The project was halted in January when ADEQ discovered that the district hadn’t obtained an aquifer protection permit, a measure the state requires before granting permission to build.
There had been a permit in place, but it expired in 2006 and the lapse apparently went unnoticed.
Last week the district board signed a consent order with ADEQ to get the project back up and running.
The order came after the district submitted its plans to ADEQ for review following the shutdown. While the state didn’t have any problems with the design of the new pipes, it was concerned that two lift pumps on Main Street designed to pump water through a new sewer pipe under the White Bridge weren’t powerful enough to meet the state’s sewage velocity requirements, a potential cause of future backups.
By signing the consent order, the district agreed in effect to upgrade the pumps in exchange for permission to keep building sewer lines.
The pumps are only three years old, and they met state requirements when they were installed.
Since then, ADEQ has made its velocity requirements stricter, district board Chairman Rob Witt said.
Early estimates put the cost of upgrading the pumps at around $50,000.
Basically, the board decided that it would be better to do what the state wants and get the project moving forward instead of potentially starting a costly fight on the taxpayer’s dime.
“One of the things [ADEQ] has made perfectly clear is that we’re going to do it their way or we’re not going to do it at all,” Witt said.
The district now has 180 days to install the upgraded pumps or face increasing fines from ADEQ.
“The consent order will stabilize the Camp Verde Sanitary District’s wastewater treatment planning and help the district come into, and stay in, compliance with the law,” ADEQ Director Steve Owens wrote in a statement released by his office.
“We are working closely with the district to fix the sewer lines and ensure the wastewater treatment plant is built correctly,” Owens stated. “We recognize the challenges the district faces in trying to put a large commercial area on the sewer, and we intend to help the board members work through those issues.”
The sewer expansion project could legally restart right away, Witt said, but if it started tomorrow it could cost the district as much as $250,000 to remobilize construction crews.
“We’re trying to be as flexible as we can with the contractors,” Witt said. “We want to reduce costs whenever possible.”
Witt said he hopes the machinery will be up and running within 60 days.
Just addressing the shut-down order alone cost the district more than $75,000 in preparing plans and acquiring the permit.
Money also had to be spent putting together a state-mandated operations manual for the current wastewater treatment plant, money Witt said he originally didn’t want to spend because the plant will become obsolete when the new plant comes on line this summer.
The district has also stopped accepting new sewage from septic tanks, at least until the new system is online.

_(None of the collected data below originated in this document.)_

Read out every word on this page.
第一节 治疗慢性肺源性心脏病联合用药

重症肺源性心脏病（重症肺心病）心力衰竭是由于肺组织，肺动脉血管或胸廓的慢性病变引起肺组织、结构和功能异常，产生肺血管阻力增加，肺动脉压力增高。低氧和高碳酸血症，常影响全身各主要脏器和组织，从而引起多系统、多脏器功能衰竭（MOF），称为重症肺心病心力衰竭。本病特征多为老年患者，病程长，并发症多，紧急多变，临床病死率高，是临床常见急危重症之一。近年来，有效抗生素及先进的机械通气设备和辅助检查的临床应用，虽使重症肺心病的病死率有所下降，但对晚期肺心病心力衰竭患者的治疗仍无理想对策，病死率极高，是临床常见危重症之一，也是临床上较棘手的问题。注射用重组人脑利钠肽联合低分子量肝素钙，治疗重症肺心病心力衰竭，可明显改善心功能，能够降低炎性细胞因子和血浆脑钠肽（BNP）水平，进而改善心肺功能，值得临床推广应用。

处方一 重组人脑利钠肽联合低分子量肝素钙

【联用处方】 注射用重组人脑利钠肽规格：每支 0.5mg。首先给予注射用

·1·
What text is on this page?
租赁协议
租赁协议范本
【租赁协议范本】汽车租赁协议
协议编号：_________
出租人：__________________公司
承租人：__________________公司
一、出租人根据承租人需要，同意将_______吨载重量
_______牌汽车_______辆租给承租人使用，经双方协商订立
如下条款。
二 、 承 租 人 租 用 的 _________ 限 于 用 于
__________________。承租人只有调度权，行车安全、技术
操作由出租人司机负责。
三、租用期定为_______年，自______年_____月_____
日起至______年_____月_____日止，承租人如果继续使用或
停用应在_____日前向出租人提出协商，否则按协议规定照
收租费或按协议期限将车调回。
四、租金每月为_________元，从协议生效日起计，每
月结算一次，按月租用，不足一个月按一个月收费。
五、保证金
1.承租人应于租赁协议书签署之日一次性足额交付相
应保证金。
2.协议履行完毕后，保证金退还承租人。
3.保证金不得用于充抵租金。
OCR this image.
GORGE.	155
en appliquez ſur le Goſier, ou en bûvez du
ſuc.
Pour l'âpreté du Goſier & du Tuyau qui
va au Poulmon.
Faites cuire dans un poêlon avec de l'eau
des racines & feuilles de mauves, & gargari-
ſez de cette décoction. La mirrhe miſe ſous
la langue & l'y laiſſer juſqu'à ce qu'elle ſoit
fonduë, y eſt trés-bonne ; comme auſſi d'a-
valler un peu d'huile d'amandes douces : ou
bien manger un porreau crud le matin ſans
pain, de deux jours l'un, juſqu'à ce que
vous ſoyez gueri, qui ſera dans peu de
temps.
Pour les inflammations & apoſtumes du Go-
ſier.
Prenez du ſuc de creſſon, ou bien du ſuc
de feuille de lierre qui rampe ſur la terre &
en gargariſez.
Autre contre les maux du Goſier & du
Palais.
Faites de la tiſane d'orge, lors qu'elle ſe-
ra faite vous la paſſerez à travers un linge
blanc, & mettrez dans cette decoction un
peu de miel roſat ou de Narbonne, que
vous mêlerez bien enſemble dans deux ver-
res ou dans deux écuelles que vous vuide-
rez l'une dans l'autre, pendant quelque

Things aren’t any cheaper at the new plant. A recent stress test of one of the new aeration basins at the new plant failed when its 18-foot walls started to crack after being filled with water.
The basins are designed to be placed in the ground; the test was done above ground to look for any problems before they are buried.
It’s going to cost the district at least $24,000 to analyze the engineering plans to find out what went wrong. Once the problem is known, it will cost another $26,000 to come up with a plan to fix it, and thousands more to actually implement the repairs.
That money could be recovered by the district, however, once the investigation determines whether the designer or the contractors who built the basin are at fault.
“We’re doing everything we can to get the plant running by the end of June,” said J.R. Pooler, district project manager. “The one [organization] I can’t see who would be to blame is the Camp Verde Sanitary District.”